シタテル姫はタカヒコネをフォローしようとしたんですね。


【和歌と不動産の神様】

 夫のお葬式をメチャクチャにしたのにも関わらず、タカヒコネの歌を読んだ下照姫神は、兄の事を慕っていたのかもしれません。


 さて、この兄をフォローする為に読んだ歌が、和歌の始まりと言われています。


 あの万葉集などに代表される和歌の始まりが、「葬式をメチャクチャにした兄をフォローするため」というのは、少々驚きですが、この事からシタテル姫の神格は和歌の祖神とされています。


 一方、タカヒコネですが、お葬式をメチャクチャにしたので、荒々しい雷神といわれています。

 そして、不動産業の守護神にもなっていますが、なぜ不動産の神様なのか、よくわかりません。現職の神主さんと話す機会があったので質問したんですが、わかりませんでした。 

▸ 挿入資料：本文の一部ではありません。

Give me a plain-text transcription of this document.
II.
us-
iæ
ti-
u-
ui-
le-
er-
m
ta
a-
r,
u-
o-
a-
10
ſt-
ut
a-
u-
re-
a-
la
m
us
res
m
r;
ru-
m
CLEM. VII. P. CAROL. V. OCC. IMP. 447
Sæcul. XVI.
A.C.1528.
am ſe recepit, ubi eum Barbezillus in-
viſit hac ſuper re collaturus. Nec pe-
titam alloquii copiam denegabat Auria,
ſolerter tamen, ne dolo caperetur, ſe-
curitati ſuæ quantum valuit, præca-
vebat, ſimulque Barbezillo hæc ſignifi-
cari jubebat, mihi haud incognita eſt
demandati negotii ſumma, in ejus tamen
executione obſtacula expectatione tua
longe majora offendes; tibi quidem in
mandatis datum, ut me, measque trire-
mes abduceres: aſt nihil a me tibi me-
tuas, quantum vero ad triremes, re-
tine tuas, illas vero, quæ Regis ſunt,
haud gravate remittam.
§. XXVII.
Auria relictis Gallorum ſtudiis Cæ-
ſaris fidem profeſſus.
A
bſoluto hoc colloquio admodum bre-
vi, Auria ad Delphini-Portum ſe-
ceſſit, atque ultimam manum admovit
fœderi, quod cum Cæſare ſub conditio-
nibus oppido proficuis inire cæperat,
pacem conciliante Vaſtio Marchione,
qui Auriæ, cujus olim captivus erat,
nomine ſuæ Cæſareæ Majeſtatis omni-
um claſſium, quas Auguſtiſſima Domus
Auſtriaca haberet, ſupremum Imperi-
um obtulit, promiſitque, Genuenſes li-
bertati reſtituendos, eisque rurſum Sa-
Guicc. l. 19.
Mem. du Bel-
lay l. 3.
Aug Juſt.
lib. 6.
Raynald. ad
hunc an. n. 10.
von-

 シタテル姫とタカヒコネは、それぞれ全国の神社で祭られていますが、今回は二神同時祭られている奈良県の高鴨神社のお話をします。


 高鴨神社は全国に300社ほどある賀茂神社かもじんじゃの総本宮です。

 この神社のすごいところはなんといっても、歴史が古い事です。なんと紀元前には祭祀が行われていて、縄文時代の終わりかた弥生時代には、すでに神殿が造られていたそうなので、前回お話した大神神社と同じく最古の神社なのではないか? と言われています。


 また、高鴨神社は桜の名所なので、訪れるなら春に行きたいですね。


 ちなみに大神神社と高鴨神社、どっちが最古の神社なのか、はっきりさせる事は出来ません。なぜなら、古代の日本には文字が存在せず、ちゃんとした記録が残っていないからです。

 あの邪馬台国ですら、中国の歴史書に記録があって、存在が判明したくらいですから。